Merleau-Ponty argues that the 3rd dimension is not seen but calculated in the mind... Here are a few interesting quotations from 'Eye and Mind'....
'The fact that things overlap or are hidden does not enter into their definition, and expresses only my incomprehensible solidarity with one of them - my body.'
'There is no vision without thought... Vision is a conditioned thought; it is born as "occasioned" by what happens in the body; it is "incited" to think by the body.'
I have been coming to the conclusion that if it is thought that defines our world, the world outside our body can only be conceived of as a product of our own thought. Nothing is separate from our each unique view of the outside as our minds codify the sense data from our sense organs into our very own programmed language that is supposedly different in everyone. In other words, everything we know and sense is just an extension of ourselves. Degressing slightly, going from this theory, is this the reason that babies and young children cannot form (narrative) memories.... They are still learning how to place sense data into an ordered structure, the mind still learning how to successfully programme sensed information into anything meaningful and so with the lack of structure memories cannot now be placed into anything meaningful to us now, considering we probably think in code as to our surroundings.

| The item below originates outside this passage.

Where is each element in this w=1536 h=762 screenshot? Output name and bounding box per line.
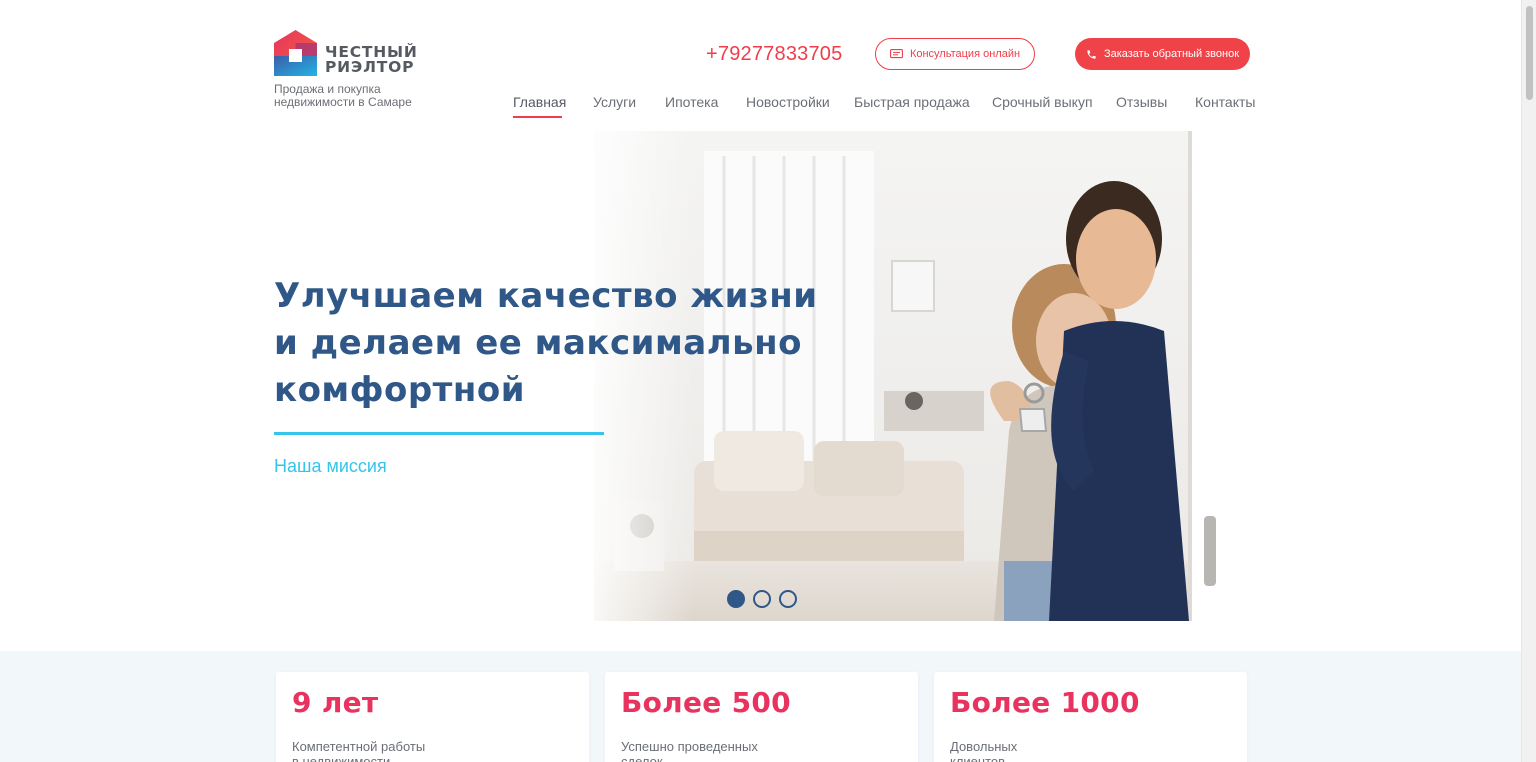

Anyway, when exploring perception and a further reality beyond what we can sense (we know its there, science tells us!) this is something to consider, when visualising information in infra-red or ultraviolet (like the recent visualisations of the galaxy) the way we see plays an important part in how we address material characters. How will we learn from placing extra information about the world on top of our own senses? how can we get past how our mind has tailored the programming of sense data into a normal unextended vision of the world? will it affect our sense of identity?